Isaac Asimov writes about his Saturday night ritual as a 22 y/o newlywed, working in wartime at the Philadelphia Navy Yard:
“After dinner, I went out and bought the early editions of the two Philadelphia Sunday papers I was not ashamed to read [ed note: because their politics were sufficiently liberal]: the Inquirer and the Bulletin. When I brought them back, I placed them on the kitchen table…
I showered, then made myself a hot chocolate in a large glass, hot and very rich, and placed a half pound of cookies next to it. Those cookies were of a particular type that I have never been able to duplicate anywhere since and that I had bought at the same time I had bought the papers.

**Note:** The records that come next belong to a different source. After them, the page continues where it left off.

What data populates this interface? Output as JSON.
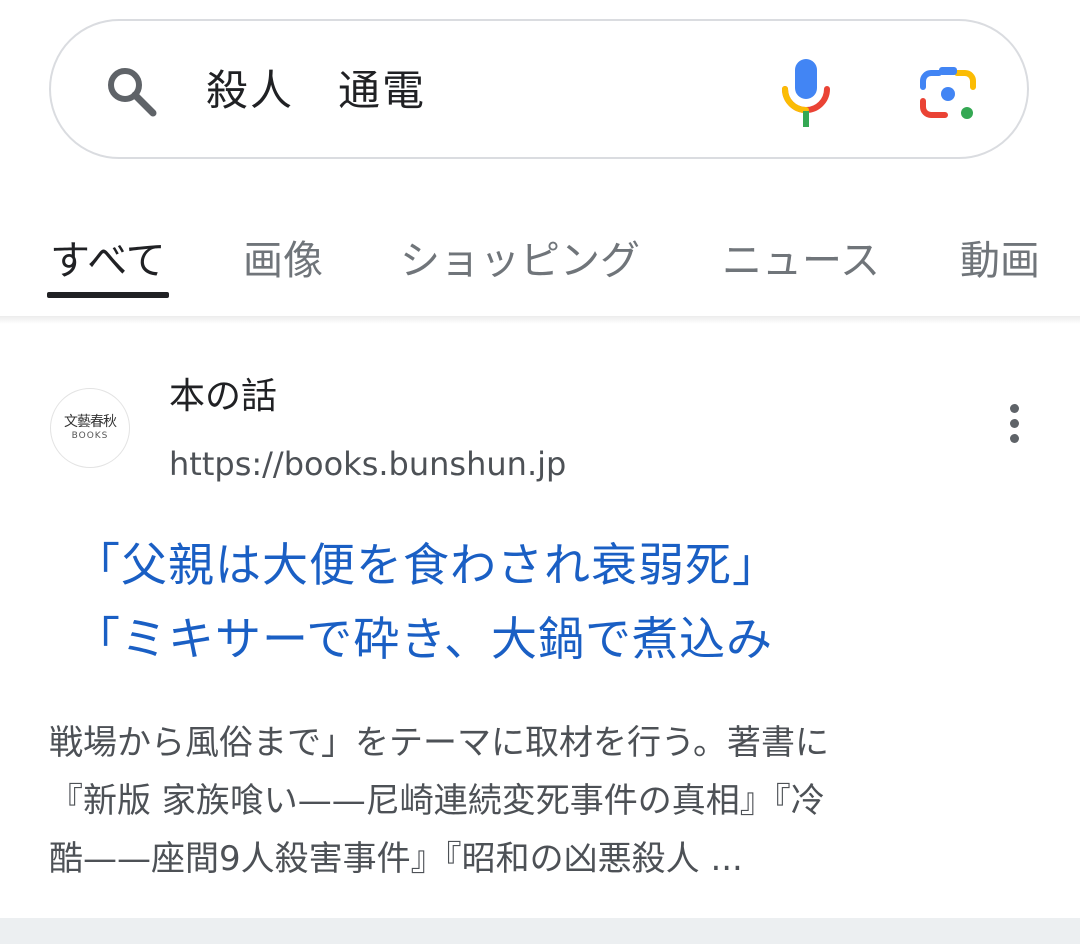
{
  "search": {
    "query": "殺人　通電"
  },
  "tabs": [
    {
      "label": "すべて",
      "active": true
    },
    {
      "label": "画像",
      "active": false
    },
    {
      "label": "ショッピング",
      "active": false
    },
    {
      "label": "ニュース",
      "active": false
    },
    {
      "label": "動画",
      "active": false
    }
  ],
  "result": {
    "favicon_text": "文藝春秋",
    "favicon_subtext": "BOOKS",
    "site_name": "本の話",
    "url": "https://books.bunshun.jp",
    "title_line1": "「父親は大便を食わされ衰弱死」",
    "title_line2": "「ミキサーで砕き、大鍋で煮込み",
    "snippet_line1": "戦場から風俗まで」をテーマに取材を行う。著書に",
    "snippet_line2": "『新版 家族喰い——尼崎連続変死事件の真相』『冷",
    "snippet_line3": "酷——座間9人殺害事件』『昭和の凶悪殺人 ..."
  },
  "colors": {
    "link": "#1a5fc4",
    "text": "#202124",
    "muted": "#70757a"
  }
}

Slowly I read the comics of both papers, while dipping the cookies in the hot chocolate and polishing off the entire half-pound, and then drinking the unsopped-up remainder of the hot chocolate…
I then gave Gertrude [his wife] the comics, transferred to the living-room couch, and read all the war news and commentary in the rest of the papers.
All this worked best in the winter, when I would go out for the paper of a frosty evening and then be delighted to return to a warm apartment. Cole Porter’s ‘You’d Be So Nice To Come Home To’ was popular in the winter of 1942-43, and I would hum it as I was going for the papers and cookies, and look forward to returning to apartment and wife. To this day, when I sing that song (especially the line ‘Under stars chilled by the winter’) I find myself back on Spruce Street, going for the papers, and then I remember what I call ‘my Saturday nights’ and I ache with nostalgia.
I suppose they’re not what the average person would think of as good ‘Saturday nights,’ but those were mine.”
-In Memory Yet Green: The Autobiography of Isaac Asimov, 1920-1954 (Doubleday, 1979), 386-387.